Потому что Рябинин исподволь и давно размышлял над виновным поведением; потому что скопил сотню записей, конспектов и примеров из практики; потому что даже написал статью… Он нашёл три признака виновного поведения. Первый: отсутствие у подозреваемого возмущённой реакции-вспышки. Второй: поиск подозреваемым компромиссного решения. Третий: стремление подозреваемого сохранить добрые отношения со следователем. Ибо невиновный возмущён напраслиной, он не согласен на полуправду и ему плевать на чувства следователя.
А Жанна и не выдержала его откровенного вопроса.
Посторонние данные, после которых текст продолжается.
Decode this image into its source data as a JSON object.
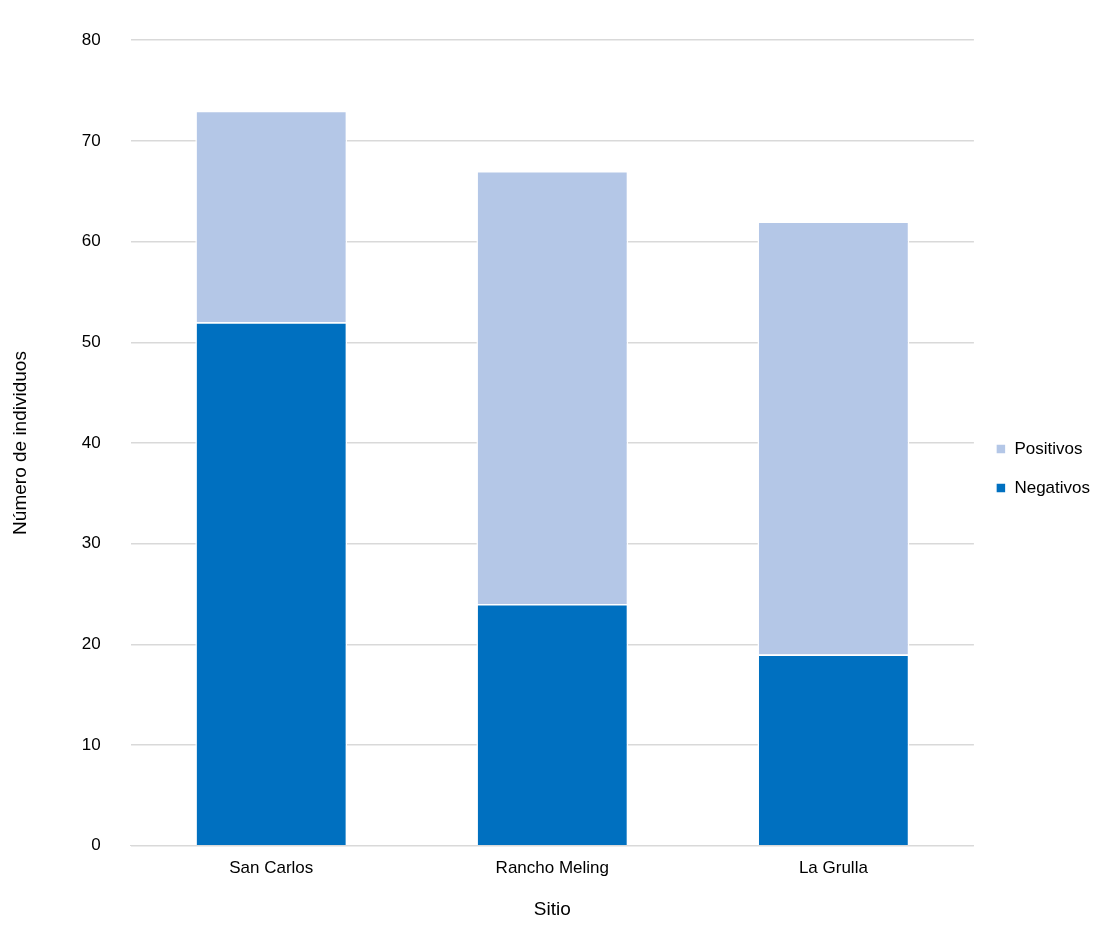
{
  "chart_data": {
    "type": "bar",
    "stacked": true,
    "xlabel": "Sitio",
    "ylabel": "Número de individuos",
    "categories": [
      "San Carlos",
      "Rancho Meling",
      "La Grulla"
    ],
    "series": [
      {
        "name": "Negativos",
        "color": "#0070c0",
        "values": [
          52,
          24,
          19
        ]
      },
      {
        "name": "Positivos",
        "color": "#b4c7e7",
        "values": [
          21,
          43,
          43
        ]
      }
    ],
    "ylim": [
      0,
      80
    ],
    "yticks": [
      0,
      10,
      20,
      30,
      40,
      50,
      60,
      70,
      80
    ],
    "grid": "y",
    "legend": "right"
  }
}
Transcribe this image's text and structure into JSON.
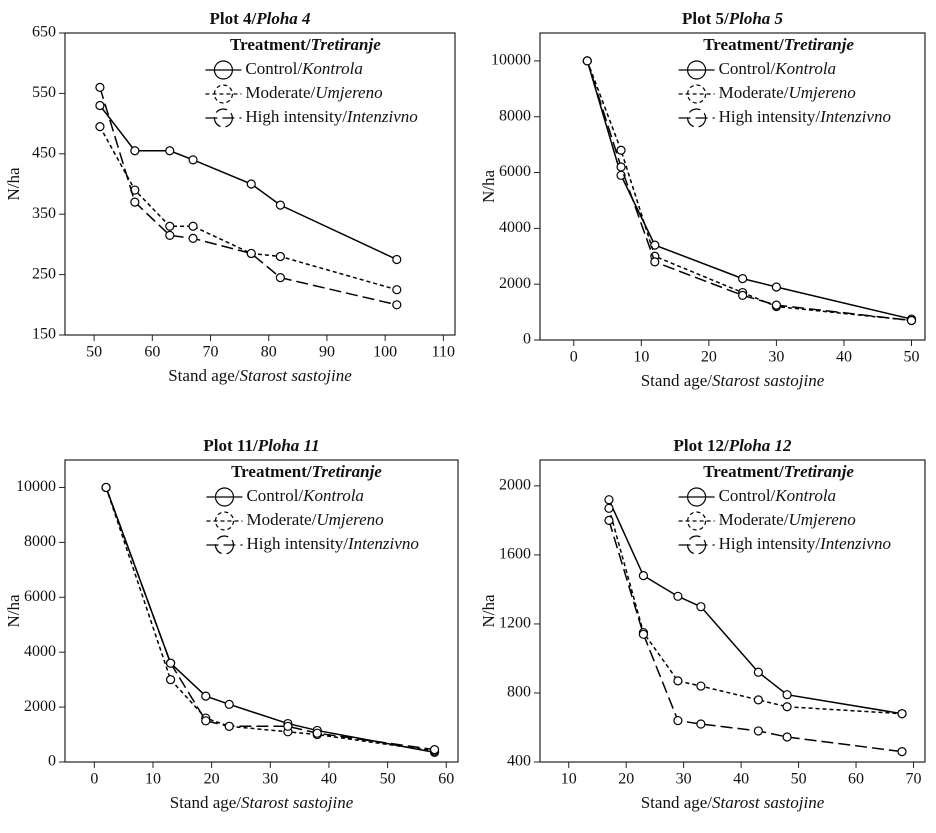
{
  "chart_data": [
    {
      "type": "line",
      "title": "Plot 4/Ploha 4",
      "x_label": "Stand age/Starost sastojine",
      "y_label": "N/ha",
      "legend_title": "Treatment/Tretiranje",
      "x": [
        51,
        57,
        63,
        67,
        77,
        82,
        102
      ],
      "series": [
        {
          "name": "Control/Kontrola",
          "color": "#000000",
          "dash": "solid",
          "values": [
            530,
            455,
            455,
            440,
            400,
            365,
            275
          ]
        },
        {
          "name": "Moderate/Umjereno",
          "color": "#000000",
          "dash": "dotted",
          "values": [
            495,
            390,
            330,
            330,
            285,
            280,
            225
          ]
        },
        {
          "name": "High intensity/Intenzivno",
          "color": "#000000",
          "dash": "dashed",
          "values": [
            560,
            370,
            315,
            310,
            285,
            245,
            200
          ]
        }
      ],
      "xlim": [
        45,
        112
      ],
      "xticks": [
        50,
        60,
        70,
        80,
        90,
        100,
        110
      ],
      "ylim": [
        150,
        650
      ],
      "yticks": [
        150,
        250,
        350,
        450,
        550,
        650
      ]
    },
    {
      "type": "line",
      "title": "Plot 5/Ploha 5",
      "x_label": "Stand age/Starost sastojine",
      "y_label": "N/ha",
      "legend_title": "Treatment/Tretiranje",
      "x": [
        2,
        7,
        12,
        25,
        30,
        50
      ],
      "series": [
        {
          "name": "Control/Kontrola",
          "color": "#000000",
          "dash": "solid",
          "values": [
            10000,
            5900,
            3400,
            2200,
            1900,
            750
          ]
        },
        {
          "name": "Moderate/Umjereno",
          "color": "#000000",
          "dash": "dotted",
          "values": [
            10000,
            6800,
            3000,
            1700,
            1200,
            700
          ]
        },
        {
          "name": "High intensity/Intenzivno",
          "color": "#000000",
          "dash": "dashed",
          "values": [
            10000,
            6200,
            2800,
            1600,
            1250,
            700
          ]
        }
      ],
      "xlim": [
        -5,
        52
      ],
      "xticks": [
        0,
        10,
        20,
        30,
        40,
        50
      ],
      "ylim": [
        0,
        11000
      ],
      "yticks": [
        0,
        2000,
        4000,
        6000,
        8000,
        10000
      ]
    },
    {
      "type": "line",
      "title": "Plot 11/Ploha 11",
      "x_label": "Stand age/Starost sastojine",
      "y_label": "N/ha",
      "legend_title": "Treatment/Tretiranje",
      "x": [
        2,
        13,
        19,
        23,
        33,
        38,
        58
      ],
      "series": [
        {
          "name": "Control/Kontrola",
          "color": "#000000",
          "dash": "solid",
          "values": [
            10000,
            3600,
            2400,
            2100,
            1400,
            1150,
            350
          ]
        },
        {
          "name": "Moderate/Umjereno",
          "color": "#000000",
          "dash": "dotted",
          "values": [
            10000,
            3000,
            1600,
            1300,
            1100,
            1000,
            400
          ]
        },
        {
          "name": "High intensity/Intenzivno",
          "color": "#000000",
          "dash": "dashed",
          "values": [
            10000,
            3600,
            1500,
            1300,
            1300,
            1050,
            450
          ]
        }
      ],
      "xlim": [
        -5,
        62
      ],
      "xticks": [
        0,
        10,
        20,
        30,
        40,
        50,
        60
      ],
      "ylim": [
        0,
        11000
      ],
      "yticks": [
        0,
        2000,
        4000,
        6000,
        8000,
        10000
      ]
    },
    {
      "type": "line",
      "title": "Plot 12/Ploha 12",
      "x_label": "Stand age/Starost sastojine",
      "y_label": "N/ha",
      "legend_title": "Treatment/Tretiranje",
      "x": [
        17,
        23,
        29,
        33,
        43,
        48,
        68
      ],
      "series": [
        {
          "name": "Control/Kontrola",
          "color": "#000000",
          "dash": "solid",
          "values": [
            1920,
            1480,
            1360,
            1300,
            920,
            790,
            680
          ]
        },
        {
          "name": "Moderate/Umjereno",
          "color": "#000000",
          "dash": "dotted",
          "values": [
            1870,
            1150,
            870,
            840,
            760,
            720,
            680
          ]
        },
        {
          "name": "High intensity/Intenzivno",
          "color": "#000000",
          "dash": "dashed",
          "values": [
            1800,
            1140,
            640,
            620,
            580,
            545,
            460
          ]
        }
      ],
      "xlim": [
        5,
        72
      ],
      "xticks": [
        10,
        20,
        30,
        40,
        50,
        60,
        70
      ],
      "ylim": [
        400,
        2150
      ],
      "yticks": [
        400,
        800,
        1200,
        1600,
        2000
      ]
    }
  ]
}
— Когда эта Лалаян тебя догнала, ты возмутилась?
— Я удивилась.
— Но она же прямо обвинила в воровстве.
— Её можно понять, такая пропажа…
— И что ты ей ответила?
— Пусть поищет дома, в машине…
— Ну, а инспектор тебя возмутил?
— Рыженький, весёлый парнишка?
Все признаки виновного поведения — Жанна опять говорила неправду. В этом был виноват и он, знавший, что нельзя допускать лжи; и не только потому, что ему нужна правда и ложь аморальна, а и потому, что эта ложь наслаивалась и каменела, как пласты стылого бетона, — потом её никаким ломом не возьмёшь. Трудно говорить правду после лжи — легче вовсе не говорить. И после лжи бывала уже другая правда, второго сорта, что ли…
— Ну почему вы теперь-то мне не верите? — повторила она, под «теперь-то» имея в виду его разговор с инспектором.
Рябинин тупо смотрел в её выбеленное — лампой ли, разговором ли, ждущее лицо. Он не понимал, что происходит… Весь день между ними шла изнурительная борьба. Она боролась за себя. Но ведь он тоже боролся за неё. Тогда почему же борьба?.. А если борьба, то он опять будет следователем. Какая ей нравится маска-то?.. Своего парня.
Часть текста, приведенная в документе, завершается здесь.